SOUTH BEND – A forensic pathologist told a St. Joseph County jury it’s “essentially impossible” to know how long two New Carlisle boys were trapped in the trunk of their mother’s car before they became overheated.
A jury listened to heartbreaking details Tuesday in day two of Jacqueline Wilk’s trial. She’s accused of neglecting her two children.
Jacqueline Wilk found her 2- and 4-year-old sons in her car trunk in her driveway in june 2011. Both boys died.
Detectives testified the outdoor temperature was about 84 degrees when they were found just before 3 p.m. on that hot June day in 2011, but it's not clear how hot the car was or how long it took for hyperthermia to set in on the boys.

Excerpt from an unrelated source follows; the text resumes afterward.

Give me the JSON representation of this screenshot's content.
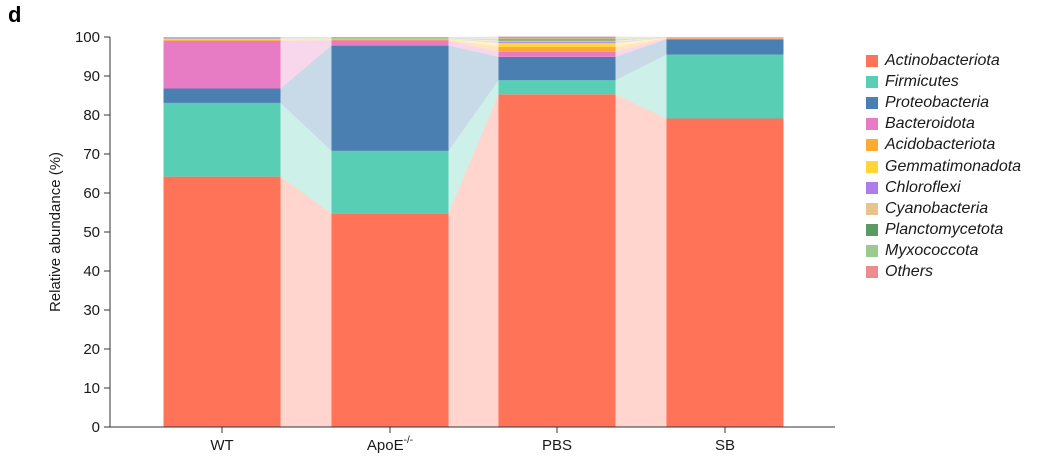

The pathologist who performed autopsies on both little boys said Hollywood has a way of portraying people who do his job as being able to scientifically answer every question that comes up in a case, but this one is impossible to answer because there are so many factors, including the outdoor temperature, where the vehicle is parked, the color of paint and what else may have been in the trunk at the time.
He said it’s possible for the boys to have been in the trunk anywhere from 15 minutes to more than an hour.

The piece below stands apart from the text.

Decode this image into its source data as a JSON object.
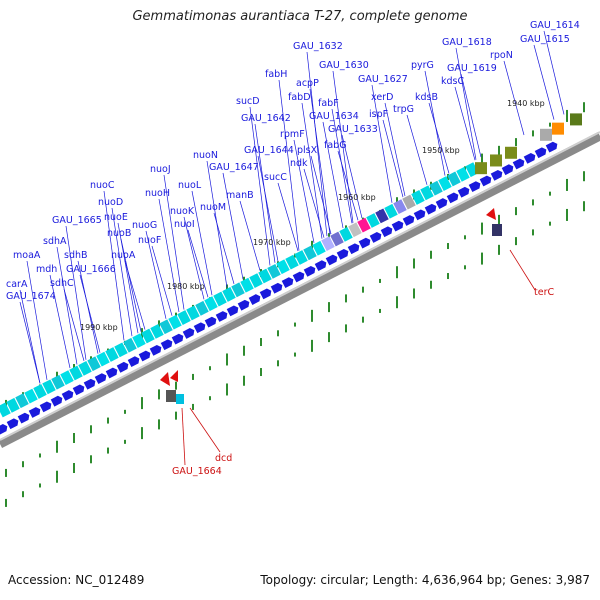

The jury heard a lot of testimony Tuesday from police officers and at times it was tough to listen.
The first responding police officer to the home in New Carlisle told jurors he got there within one minute of the 911 dispatch.
"The 4-year-old, he was gasping, trying to get air," said New Carlisle officer Brian Thompson on the witness stand. "I grabbed his head and tried to do a chin lift, head tilt, so he could get more air."
Thompson also said the child's head felt "very hot," and he blew air across it, trying to cool him down.
In cross examination, the defense attorney asked that officer if he overheard any of Jacqueline Wilk's cell phone conversations after he arrived on the scene.
"She did make the statement that she lost track of the babies and was looking for them for approximately one hour before discovering them in the trunk," Thompson replied.
Metro Homicide detective Anthony Bontrager testified about his two conversations with Wilk later that day at the hospital.
"Did the defendant provide some information about what she remembered doing around the time of the incident?" asked the prosecuting attorney.
"I believe she was studying, possibly reading a book," said Detective Bontrager.
"Was there information about possibly falling asleep?" the prosecutor asked.
"I believe so," Bontrager replied.
A Metro Homicide technician told the jury he spent hours "teching" the House for evidence. Part of that included searching the home for evidence of neglect. He testified he didn't find evidence that the children weren't being cared for but did see something that seemed "out of place."
"In the kitchen, I saw a stool had been pushed right next to the countertop, and right next to that was sticky buns, and the cabinet was open," said Detective Tom Cameron. "It was my opinion the children had accessed the cabinet on their own by climbing up on the counter to get to the pantry."
The detectives also testified they looked for a school book or any type of evidence in the home to back up Wilk's story that she had been studying downstairs around the time the boys became trapped in her car trunk, but they never found it.